‘House of Sand and Fog’ Film Review on HBO
House of Sand and Fog would have been an interesting tragedy of failed potential and the struggle between two parties to be the tallest in a snake pit. But the film is riddled with at-best saccharine dramatic movements and unintelligent plot mechanics which renders the work abjectly atrocious despite the laudable acting performances.
In the film, we have a series of misfortune, with the timeliness of them making an egregiously obvious predestination of fate, obviating the suspension of disbelief that every dramatic work must necessarily fulfill in order that a subject can widen his soul as gapingly as possible. “Losing one’s self” in an artwork is a feat of dissolution of one’s being into a completeness with the art during the interactivity. Only with this requisition, where the subject elevates his soul beyond the profanity of his ego’s primal instincts, can an artwork be allowed to dance. Instead here, we have stuttering steps and stumbles which are painful to witness, and yet are another emblem of the decay of the Academy of Motion Picture Arts and Sciences to honor such poorly produced cinema.
The emphasis here is on the speculation that the uneven character developments and their unrealism is a cause of poor cinematic manufacturing rather than poor raw materials, i.e. the actors and original screenplay. This is a film that seems clearly molested to fabricate drama for indulgence rather than for revelation. How convenient, for instance, that the only possible romance happens to be accompanied with infidelity yet can be excused because the marriage is loveless. Quite simply, it is distracting from what glimmer of truth we can peak at.
And what would that truth be? That acting in one’s self-interest is a bad thing? The Bharani clan is a proud one, and has a reputation to uphold to its society. If it did not strive to maintain its social standing, if it was apathetic like a former alcoholic who does not open her mail for months, it would not allow its children to marry comfortably. Perhaps at the heart of the film is this cynicism toward propriety. After all, the lack of it is the prime movement in the tragedy. It ought not be wrong that the world favors those who respect and tend to what they own.
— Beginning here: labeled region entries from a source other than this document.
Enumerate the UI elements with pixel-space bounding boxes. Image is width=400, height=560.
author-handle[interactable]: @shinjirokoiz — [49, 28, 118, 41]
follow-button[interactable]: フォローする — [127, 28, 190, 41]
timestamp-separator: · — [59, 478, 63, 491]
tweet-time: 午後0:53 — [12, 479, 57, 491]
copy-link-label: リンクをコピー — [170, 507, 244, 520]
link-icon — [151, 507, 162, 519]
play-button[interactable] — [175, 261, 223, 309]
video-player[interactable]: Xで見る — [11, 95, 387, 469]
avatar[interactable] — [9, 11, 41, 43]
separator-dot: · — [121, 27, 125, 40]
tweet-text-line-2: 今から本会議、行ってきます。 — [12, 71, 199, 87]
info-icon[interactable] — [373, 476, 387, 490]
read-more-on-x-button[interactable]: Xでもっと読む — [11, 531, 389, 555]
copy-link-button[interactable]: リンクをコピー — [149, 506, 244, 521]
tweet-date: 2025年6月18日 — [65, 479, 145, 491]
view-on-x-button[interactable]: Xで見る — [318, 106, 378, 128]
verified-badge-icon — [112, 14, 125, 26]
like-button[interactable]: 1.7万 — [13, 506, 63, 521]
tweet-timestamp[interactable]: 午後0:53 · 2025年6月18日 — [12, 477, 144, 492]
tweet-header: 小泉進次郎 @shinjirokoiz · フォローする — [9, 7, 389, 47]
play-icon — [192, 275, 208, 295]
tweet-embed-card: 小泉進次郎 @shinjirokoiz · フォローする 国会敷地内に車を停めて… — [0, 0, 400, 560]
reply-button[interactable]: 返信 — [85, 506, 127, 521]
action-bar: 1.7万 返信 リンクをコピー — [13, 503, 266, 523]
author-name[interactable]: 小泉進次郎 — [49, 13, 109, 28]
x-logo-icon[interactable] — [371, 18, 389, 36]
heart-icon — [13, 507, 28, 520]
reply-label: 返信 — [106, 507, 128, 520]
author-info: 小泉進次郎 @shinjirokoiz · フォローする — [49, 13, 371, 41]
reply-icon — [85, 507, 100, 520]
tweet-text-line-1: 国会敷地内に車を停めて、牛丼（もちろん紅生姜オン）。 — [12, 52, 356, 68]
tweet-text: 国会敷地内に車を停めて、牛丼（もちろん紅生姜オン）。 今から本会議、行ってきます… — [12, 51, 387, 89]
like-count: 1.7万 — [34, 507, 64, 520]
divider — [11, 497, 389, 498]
From this perspective, we can see that the favoritism towards meekness, in not demonizing the woman and her reckless abandonment, and not seeing her as a havoc on two family lives, is a Christian virtuous bias. As I’ve written elsewhere, poverty and virtue can be mutually exclusive.
So, this moral fabrication, which disorients the audience from a grander truth inaccessible to what is acculturated normally in a modern Western society, that ownership is responsibility, is in addition to the terrible film production. If we did not have a thrilling example of Nietzsche’s critique of pity on full demonstration in the film by the lead woman of her failures, of her utility of weakness as a means of her own self-interested pursuits, this would have been a total disaster. Instead, it can be held as emblematic of a sick contemporary culture in need of an antiseptic.